イジワルな彼は私を溺愛しています ②
*side 有紀

私が和海と釣り合ってると言われた!!!

しかも、ファンクラブの会長さんに!!

私よりも背が高くて、スタイルを良くて、大人っぽい先輩に!!

私は今にも舞い上がりそうなくらい嬉しかった。

和海が来るのを待っていたであろう先輩に和海を渡して、私の前にはいつの間にか2人の男がいた。

「水沢さんですか?」

身長の高い方が言った。

私に敬語。

……ファンクラブの方達ですか。

「はい」

「やっぱり~。可愛い!です」

背の小さい方が言った。

違和感しかない敬語を使わないでほしい。

「水沢さんは、どうして生徒会に入り浸っているの?ですか」

こいつ相当の馬鹿だな。
しかも、こいつの方がしゃべる。

ジャンケンで勝った私のアシスタントの方々がこいつじゃなかったことに安堵する。

「会長の手伝いです」

「へー、会長は優しいんでしょ?さっき新聞委員会の最新号に書いてあったんだよ。

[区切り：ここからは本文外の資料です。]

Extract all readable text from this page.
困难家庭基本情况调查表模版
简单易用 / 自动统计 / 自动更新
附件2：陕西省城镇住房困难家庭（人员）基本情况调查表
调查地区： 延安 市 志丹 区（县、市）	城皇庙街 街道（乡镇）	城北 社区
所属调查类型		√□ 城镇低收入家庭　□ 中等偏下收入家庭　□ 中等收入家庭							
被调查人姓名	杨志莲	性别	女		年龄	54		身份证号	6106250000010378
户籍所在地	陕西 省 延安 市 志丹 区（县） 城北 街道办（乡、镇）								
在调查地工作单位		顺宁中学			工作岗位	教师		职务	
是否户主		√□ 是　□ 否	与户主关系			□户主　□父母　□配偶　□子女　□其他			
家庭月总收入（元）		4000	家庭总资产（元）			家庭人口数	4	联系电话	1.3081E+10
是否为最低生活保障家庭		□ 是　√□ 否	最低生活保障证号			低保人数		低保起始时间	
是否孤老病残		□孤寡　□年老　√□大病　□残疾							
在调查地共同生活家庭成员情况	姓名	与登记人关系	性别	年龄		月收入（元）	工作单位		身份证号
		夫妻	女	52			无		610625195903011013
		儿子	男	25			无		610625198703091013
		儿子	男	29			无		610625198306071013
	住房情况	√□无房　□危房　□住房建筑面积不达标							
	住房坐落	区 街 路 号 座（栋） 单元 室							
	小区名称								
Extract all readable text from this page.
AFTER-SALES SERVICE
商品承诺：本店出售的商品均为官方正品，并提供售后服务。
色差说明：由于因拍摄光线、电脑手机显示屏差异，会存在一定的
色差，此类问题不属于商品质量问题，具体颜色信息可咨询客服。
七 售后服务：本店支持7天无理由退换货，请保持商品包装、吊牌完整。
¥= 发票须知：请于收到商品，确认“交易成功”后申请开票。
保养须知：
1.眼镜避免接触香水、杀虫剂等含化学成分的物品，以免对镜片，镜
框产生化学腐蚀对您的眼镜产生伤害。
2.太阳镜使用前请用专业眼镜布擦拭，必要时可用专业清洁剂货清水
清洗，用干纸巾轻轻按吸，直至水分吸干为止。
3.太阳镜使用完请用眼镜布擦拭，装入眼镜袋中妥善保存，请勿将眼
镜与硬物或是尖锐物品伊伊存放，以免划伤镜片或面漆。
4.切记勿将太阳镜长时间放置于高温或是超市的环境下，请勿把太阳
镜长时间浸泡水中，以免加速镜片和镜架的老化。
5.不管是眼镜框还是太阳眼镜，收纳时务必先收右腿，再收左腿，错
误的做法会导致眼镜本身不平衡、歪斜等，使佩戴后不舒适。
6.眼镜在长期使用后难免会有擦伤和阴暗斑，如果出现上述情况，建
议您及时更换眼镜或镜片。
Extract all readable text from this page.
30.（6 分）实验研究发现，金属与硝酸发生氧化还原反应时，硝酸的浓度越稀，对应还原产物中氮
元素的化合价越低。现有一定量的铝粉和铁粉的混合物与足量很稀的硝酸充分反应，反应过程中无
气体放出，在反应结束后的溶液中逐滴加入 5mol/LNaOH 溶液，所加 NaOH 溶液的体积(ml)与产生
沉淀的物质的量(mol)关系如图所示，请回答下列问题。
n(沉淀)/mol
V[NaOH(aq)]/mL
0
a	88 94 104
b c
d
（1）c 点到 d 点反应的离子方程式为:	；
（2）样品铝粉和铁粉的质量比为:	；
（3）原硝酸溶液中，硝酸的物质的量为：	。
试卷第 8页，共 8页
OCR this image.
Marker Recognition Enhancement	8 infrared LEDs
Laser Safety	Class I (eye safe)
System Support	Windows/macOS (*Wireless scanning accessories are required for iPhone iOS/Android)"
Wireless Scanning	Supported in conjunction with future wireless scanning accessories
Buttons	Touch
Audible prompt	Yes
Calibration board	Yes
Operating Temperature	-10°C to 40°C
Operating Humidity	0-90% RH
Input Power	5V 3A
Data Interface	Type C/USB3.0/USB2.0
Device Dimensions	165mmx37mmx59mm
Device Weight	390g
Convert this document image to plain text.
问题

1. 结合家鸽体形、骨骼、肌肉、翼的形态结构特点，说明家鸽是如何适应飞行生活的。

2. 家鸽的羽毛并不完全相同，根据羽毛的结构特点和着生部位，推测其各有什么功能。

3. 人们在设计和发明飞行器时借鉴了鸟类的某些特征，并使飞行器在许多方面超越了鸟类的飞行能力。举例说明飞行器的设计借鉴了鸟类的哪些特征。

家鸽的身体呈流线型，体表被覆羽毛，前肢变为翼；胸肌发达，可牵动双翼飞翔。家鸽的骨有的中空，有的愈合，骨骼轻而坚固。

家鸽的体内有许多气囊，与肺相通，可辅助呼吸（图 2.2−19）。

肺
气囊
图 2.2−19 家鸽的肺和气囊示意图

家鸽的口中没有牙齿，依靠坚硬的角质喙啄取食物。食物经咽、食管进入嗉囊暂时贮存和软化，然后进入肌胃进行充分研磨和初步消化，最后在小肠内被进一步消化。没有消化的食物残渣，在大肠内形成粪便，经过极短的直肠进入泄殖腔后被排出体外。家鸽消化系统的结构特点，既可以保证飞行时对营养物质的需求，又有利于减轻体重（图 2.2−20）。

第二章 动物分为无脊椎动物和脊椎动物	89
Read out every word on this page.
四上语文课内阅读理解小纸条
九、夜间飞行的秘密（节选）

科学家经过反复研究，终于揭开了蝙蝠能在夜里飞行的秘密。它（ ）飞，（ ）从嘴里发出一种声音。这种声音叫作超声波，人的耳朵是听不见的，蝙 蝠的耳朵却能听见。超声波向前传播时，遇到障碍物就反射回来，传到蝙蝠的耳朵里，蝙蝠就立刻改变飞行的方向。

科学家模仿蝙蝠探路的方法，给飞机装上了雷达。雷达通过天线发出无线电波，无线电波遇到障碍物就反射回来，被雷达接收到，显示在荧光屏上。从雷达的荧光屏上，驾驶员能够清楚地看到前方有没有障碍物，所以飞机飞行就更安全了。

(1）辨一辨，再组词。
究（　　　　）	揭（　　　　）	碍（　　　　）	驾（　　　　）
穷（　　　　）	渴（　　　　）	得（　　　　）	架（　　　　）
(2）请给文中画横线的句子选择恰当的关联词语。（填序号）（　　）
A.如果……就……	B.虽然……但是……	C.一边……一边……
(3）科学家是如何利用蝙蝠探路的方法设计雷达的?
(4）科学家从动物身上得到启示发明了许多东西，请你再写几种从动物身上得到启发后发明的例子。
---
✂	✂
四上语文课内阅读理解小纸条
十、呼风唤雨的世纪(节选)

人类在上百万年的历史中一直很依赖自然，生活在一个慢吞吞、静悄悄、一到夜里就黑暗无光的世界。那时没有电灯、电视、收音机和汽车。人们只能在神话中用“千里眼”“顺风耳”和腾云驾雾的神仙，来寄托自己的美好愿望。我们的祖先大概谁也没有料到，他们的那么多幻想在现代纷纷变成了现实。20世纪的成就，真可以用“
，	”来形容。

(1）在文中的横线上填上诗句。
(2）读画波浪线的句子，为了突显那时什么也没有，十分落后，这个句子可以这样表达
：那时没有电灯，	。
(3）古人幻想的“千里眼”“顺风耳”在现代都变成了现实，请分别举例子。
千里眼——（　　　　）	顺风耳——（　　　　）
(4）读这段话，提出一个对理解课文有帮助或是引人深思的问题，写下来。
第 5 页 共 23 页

です」

これで敬語のつもりなのか。

「はい。とっても優しいです」

「水沢さんが仕事する所見てみたい!です」

もう、最後の「です」をやめてほしい。

「それは会長に聞いてみないとなんとも…」

「えー、でも会長今忙しいしね。です」

チラッと見てみると和海はファンクラブの方々に囲まれている。

時おり、女子の笑い声が聞こえる。

和海が珍しく饒舌になっているのだろう。

和海は一瞬、私と目を合わせたがすぐに逸らして笑顔で女子と話し出した。

カチンときて、私も和海から視線を外した。